Le prix minimum des crédits d'émission de GES imposé à l'industrie pétrolière dès 2015.

3,5 TONNES

Les émissions moyennes de GES d'une voiture chaque année. À 10 $ la tonne, l'impact sur le prix de l'essence pourrait représenter quelques cents le litre, ou environ 35 $ par année.

-20%

Le Québec maintient le cap sur ses objectifs de réduire les émissions de GES de 20% par rapport à 1990 d'ici 2020.

L'Assemblée nationale doit intervenir, plaide Louise Beaudoin

La députée indépendante de Rosemont et ancienne ministre des Relations internationales, Louise Beaudoin, veut que l'Assemblée nationale se prononce sur le retrait du Canada du protocole de Kyoto annoncée par le gouvernement Harper.

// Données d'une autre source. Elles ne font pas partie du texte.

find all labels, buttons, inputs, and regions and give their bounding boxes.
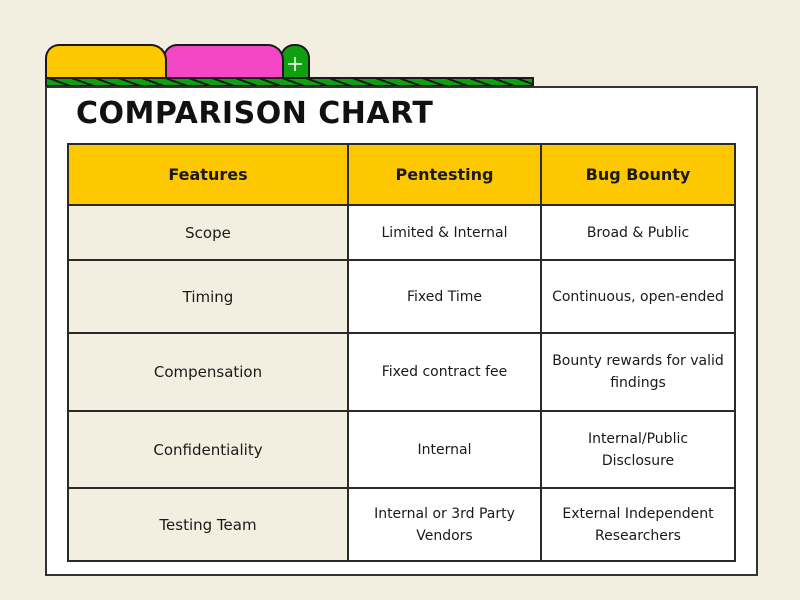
feature-cell: Compensation [67,332,349,412]
bug-bounty-cell: Broad & Public [540,204,736,261]
bug-bounty-cell: Continuous, open-ended [540,259,736,334]
table-row: Timing Fixed Time Continuous, open-ended [67,259,736,334]
table-row: Testing Team Internal or 3rd Party Vendo… [67,487,736,562]
yellow-tab[interactable] [45,44,167,80]
table-row: Confidentiality Internal Internal/Public… [67,410,736,489]
add-tab-button[interactable] [280,44,310,80]
header-pentesting: Pentesting [347,143,542,206]
table-row: Scope Limited & Internal Broad & Public [67,204,736,261]
feature-cell: Confidentiality [67,410,349,489]
table-row: Compensation Fixed contract fee Bounty r… [67,332,736,412]
pentesting-cell: Fixed contract fee [347,332,542,412]
pentesting-cell: Fixed Time [347,259,542,334]
header-bug-bounty: Bug Bounty [540,143,736,206]
plus-icon [287,54,303,72]
bug-bounty-cell: External Independent Researchers [540,487,736,562]
comparison-card: COMPARISON CHART Features Pentesting Bug… [45,86,758,576]
bug-bounty-cell: Bounty rewards for valid findings [540,332,736,412]
table-header-row: Features Pentesting Bug Bounty [67,143,736,206]
pink-tab[interactable] [163,44,284,80]
header-features: Features [67,143,349,206]
pentesting-cell: Internal or 3rd Party Vendors [347,487,542,562]
page-title: COMPARISON CHART [76,96,434,131]
feature-cell: Testing Team [67,487,349,562]
feature-cell: Timing [67,259,349,334]
feature-cell: Scope [67,204,349,261]
pentesting-cell: Limited & Internal [347,204,542,261]
pentesting-cell: Internal [347,410,542,489]
bug-bounty-cell: Internal/Public Disclosure [540,410,736,489]
comparison-table: Features Pentesting Bug Bounty Scope Lim… [67,143,736,562]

«Le gouvernement devrait convoquer l'Assemblée nationale pour une session extraordinaire afin de maintenir le Québec dans le protocole de Kyoto, dit-elle. Ce n'est pas parce que le gouvernement canadien se retire de Kyoto que le Québec doit en faire autant.»

Elle rappelle qu'un article de la Loi sur le ministère des Relations internationales permet au Québec de se prononcer dans le cas de «la dénonciation d'une entente internationale importante». Cependant, ce geste aurait une portée plus politique que juridique.